Japanese Finance Minister Fukushiro Nukaga added that Friday's G7 meeting of finance officials will be crucial for discussing the impact of the market turbulence, adding that Japan would tell its G7 peers that it wants to play a role in underpinning stable economic growth in the world.
"Financial markets are slowly improving, but problems have yet to be solved," Fukui told reporters in Washington.
Global financial markets were shaken by a sudden tightening in credit conditions in early August stemming from a downturn in the U.S. subprime mortgage market.
The health of the world economy in the wake of the turbulence will be high on the agenda when finance ministers and central bank governors from Britain, Canada, France, Germany, Italy, Japan and the United States meet on Friday.
The Japanese central bank chief, who met with U.S. Federal Reserve Chairman Ben Bernanke on Thursday, remained cautious about the U.S. economic outlook, noting that uncertainty over the world's largest economy is growing at least in the near term.
"Any prolonged slowdown in the U.S. housing market is a source of concern and raises uncertainty," Fukui said.
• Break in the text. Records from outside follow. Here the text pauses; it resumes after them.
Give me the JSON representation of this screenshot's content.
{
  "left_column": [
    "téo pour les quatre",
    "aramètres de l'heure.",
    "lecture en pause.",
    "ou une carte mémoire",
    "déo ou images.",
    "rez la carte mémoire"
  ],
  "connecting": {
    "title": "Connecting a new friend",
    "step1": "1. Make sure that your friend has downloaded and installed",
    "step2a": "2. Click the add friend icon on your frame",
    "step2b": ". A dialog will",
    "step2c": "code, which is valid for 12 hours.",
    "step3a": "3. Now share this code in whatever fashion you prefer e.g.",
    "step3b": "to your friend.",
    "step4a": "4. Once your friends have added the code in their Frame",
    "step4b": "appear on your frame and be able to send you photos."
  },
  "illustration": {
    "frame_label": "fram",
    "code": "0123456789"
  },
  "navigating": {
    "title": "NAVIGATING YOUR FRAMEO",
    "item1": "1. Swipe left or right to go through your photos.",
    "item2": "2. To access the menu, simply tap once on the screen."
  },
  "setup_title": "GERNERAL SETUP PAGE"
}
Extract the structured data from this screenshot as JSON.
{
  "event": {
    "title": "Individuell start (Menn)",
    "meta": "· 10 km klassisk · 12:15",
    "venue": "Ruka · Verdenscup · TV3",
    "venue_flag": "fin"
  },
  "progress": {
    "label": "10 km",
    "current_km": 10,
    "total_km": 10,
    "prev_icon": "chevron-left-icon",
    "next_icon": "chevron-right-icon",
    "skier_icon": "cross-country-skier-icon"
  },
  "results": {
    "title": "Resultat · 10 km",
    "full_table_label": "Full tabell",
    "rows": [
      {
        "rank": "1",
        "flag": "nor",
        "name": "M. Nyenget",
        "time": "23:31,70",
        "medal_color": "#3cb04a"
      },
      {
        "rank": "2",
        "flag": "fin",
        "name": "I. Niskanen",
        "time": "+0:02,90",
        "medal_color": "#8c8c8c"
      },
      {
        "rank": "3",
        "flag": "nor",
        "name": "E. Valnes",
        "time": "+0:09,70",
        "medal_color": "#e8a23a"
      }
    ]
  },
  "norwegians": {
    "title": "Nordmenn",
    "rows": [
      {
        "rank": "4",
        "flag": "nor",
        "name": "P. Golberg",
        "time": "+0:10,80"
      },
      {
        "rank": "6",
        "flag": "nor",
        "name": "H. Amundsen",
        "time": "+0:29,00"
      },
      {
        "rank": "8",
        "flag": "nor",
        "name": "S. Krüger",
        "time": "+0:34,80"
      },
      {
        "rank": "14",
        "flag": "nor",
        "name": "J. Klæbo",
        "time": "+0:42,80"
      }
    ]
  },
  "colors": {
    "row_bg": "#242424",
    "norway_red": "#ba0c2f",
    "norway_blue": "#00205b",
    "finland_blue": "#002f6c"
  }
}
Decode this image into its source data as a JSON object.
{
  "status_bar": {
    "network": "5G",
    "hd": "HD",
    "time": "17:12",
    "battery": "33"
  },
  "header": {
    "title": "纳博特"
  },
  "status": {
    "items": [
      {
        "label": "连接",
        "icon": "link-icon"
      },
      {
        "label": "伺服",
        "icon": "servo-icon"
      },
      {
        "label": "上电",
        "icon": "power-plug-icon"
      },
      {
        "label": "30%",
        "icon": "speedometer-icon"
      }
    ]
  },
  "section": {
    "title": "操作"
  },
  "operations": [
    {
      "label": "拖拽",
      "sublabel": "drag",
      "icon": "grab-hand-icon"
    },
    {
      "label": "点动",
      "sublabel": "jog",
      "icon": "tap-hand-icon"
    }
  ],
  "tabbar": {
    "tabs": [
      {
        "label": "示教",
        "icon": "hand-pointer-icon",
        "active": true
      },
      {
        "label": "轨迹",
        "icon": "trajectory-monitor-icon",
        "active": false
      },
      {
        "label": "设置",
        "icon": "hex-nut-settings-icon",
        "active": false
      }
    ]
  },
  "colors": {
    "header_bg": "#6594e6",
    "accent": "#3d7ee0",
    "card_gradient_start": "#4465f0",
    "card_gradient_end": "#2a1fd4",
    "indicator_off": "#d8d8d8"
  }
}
But he added: "We believe that after a period of slower growth, the U.S. economy will return moderately to its potential growth, and we believe that that main scenario has not changed."
The International Monetary Fund on Wednesday slashed its U.S. and global growth estimates for 2008 in a twice-yearly report, citing the housing downturn and financial market unrest.
It now expects 4.8 percent growth in the world economy in 2008, down from its previous estimate of 5.2 percent growth.
Nukaga said he was looking forward to attending his first G7 finance ministers' meeting.
"I will tell others that Japan is making efforts to ensure sustained growth and that it wants to play a role in achieving stable global growth," Nukaga told reporters as he arrived in Washington late on Thursday.
Nukaga also said he would discuss the global economic outlook and how the U.S. subprime issues affect the U.S. economy with U.S. Treasury Secretary Henry Paulson in a meeting on Friday.
On currencies, Nukaga and Fukui said little.
When asked what kind of G7 talks he expected on currencies, Nukaga said: "We will discuss global economic conditions and exchange views on economic fundamentals, and the issue of foreign exchange rates will of course be raised."
Speaking separately, Fukui said the G7 would discuss foreign exchange rates in the broader context of conducting economic and monetary policy so that currencies reflect economic fundamentals.
Their comments came before the dollar slipped below 115 yen briefly, hitting its lowest level since October 1, during Asian trading hours on Friday as a slide in Japanese equities pointed to an ebbing of risk appetite and encouraged unwinding of risky bets against the low-yielding yen.
On Japan's monetary policy, Fukui said his stance would not change just because he is in Washington.
Asked if it would be difficult to conduct a rate hike by the end of the year, Fukui merely said that the BOJ's policy-setting board will make a decision by weighing market conditions and the economy going forward.
Traders expect the BOJ to raise the key policy target rate from the current 0.5 percent around December or early next year.